The truth is, my daughter walks into a room as if she is the queen, and the furniture her loyal subjects.  The dresser that’s been here for as long as she can remember?  Of course it will move of its own accord, doesn’t it see her coming? And why would the toys not put themselves away? It’s not her fault she trips; it’s the eternal onslaught of things, which don’t clean up their act when they should.  She finds her salvation in grammar: “The bed made me fall” as opposed to “I fell over the bed.”

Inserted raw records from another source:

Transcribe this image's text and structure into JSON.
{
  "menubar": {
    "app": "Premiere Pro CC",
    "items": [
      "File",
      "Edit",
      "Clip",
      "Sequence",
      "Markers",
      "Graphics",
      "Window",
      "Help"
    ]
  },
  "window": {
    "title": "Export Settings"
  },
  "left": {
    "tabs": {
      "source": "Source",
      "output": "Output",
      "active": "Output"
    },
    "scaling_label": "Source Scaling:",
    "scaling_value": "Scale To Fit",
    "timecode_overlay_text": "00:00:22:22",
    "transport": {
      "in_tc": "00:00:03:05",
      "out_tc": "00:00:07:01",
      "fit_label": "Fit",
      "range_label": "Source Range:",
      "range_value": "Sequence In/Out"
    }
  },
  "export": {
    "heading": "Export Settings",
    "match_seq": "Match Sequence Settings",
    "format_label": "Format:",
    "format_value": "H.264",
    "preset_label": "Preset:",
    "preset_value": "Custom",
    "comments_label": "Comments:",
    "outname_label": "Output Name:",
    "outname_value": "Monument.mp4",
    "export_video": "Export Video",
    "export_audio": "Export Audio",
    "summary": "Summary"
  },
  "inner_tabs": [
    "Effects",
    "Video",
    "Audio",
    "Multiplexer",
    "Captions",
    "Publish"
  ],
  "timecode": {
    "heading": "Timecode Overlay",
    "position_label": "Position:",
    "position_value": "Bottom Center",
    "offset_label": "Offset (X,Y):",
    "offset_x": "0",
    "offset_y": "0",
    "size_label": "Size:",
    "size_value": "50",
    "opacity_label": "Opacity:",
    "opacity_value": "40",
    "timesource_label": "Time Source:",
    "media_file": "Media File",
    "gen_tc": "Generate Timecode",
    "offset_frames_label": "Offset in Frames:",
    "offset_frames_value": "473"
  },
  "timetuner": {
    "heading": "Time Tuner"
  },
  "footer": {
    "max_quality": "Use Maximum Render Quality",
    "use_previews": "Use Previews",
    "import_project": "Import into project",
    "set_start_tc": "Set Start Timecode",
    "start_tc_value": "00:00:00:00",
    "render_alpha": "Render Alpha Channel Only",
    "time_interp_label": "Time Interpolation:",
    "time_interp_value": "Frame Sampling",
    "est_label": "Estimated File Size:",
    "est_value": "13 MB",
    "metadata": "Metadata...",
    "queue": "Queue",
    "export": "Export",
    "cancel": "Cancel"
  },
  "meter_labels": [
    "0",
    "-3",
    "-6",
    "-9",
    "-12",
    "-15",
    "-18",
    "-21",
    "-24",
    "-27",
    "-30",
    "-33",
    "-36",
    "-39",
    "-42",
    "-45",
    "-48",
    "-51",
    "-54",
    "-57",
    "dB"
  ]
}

When we found out she badly needed glasses, we were relieved. All of a sudden things made sense. Of course she was stumbling all over the place; she couldn’t see where she was going! We bought her some very cute glasses, and looked forward to a bruise-free existence.  I fantasized about all the skirts she could wear, without showing a purple map of South America on her legs. From now on, we reasoned, she could see where the furniture was, and she would walk around it; we could stop stocking up on band-aids.  How wrong we were.  Just like before, she kept bumping into things; just like before, weird loud noises would come from her room.  We still found ourselves yelling upstairs: “What on earth are you doing?” approximately five times a day.  We finally had to admit: her ‘accidents’ had nothing to do with poor eyesight. Our daughter is simply a natural born Klutz. Mendel, on the other hand, seeks danger in all the usual places; from climbing to the top of the fridge to eating the soap crumbs from the dishwasher; if you can think of it, he’s already tried it out; what’s worse, he has motivated Isabella to new heights when it comes to “teaching her brother how to behave”. After all, she is the older and wiser sister, and therefore it is essential that she use things like hammers and baseball bats to keep him in line. If my children make it to adulthood in one piece, it will be a miracle.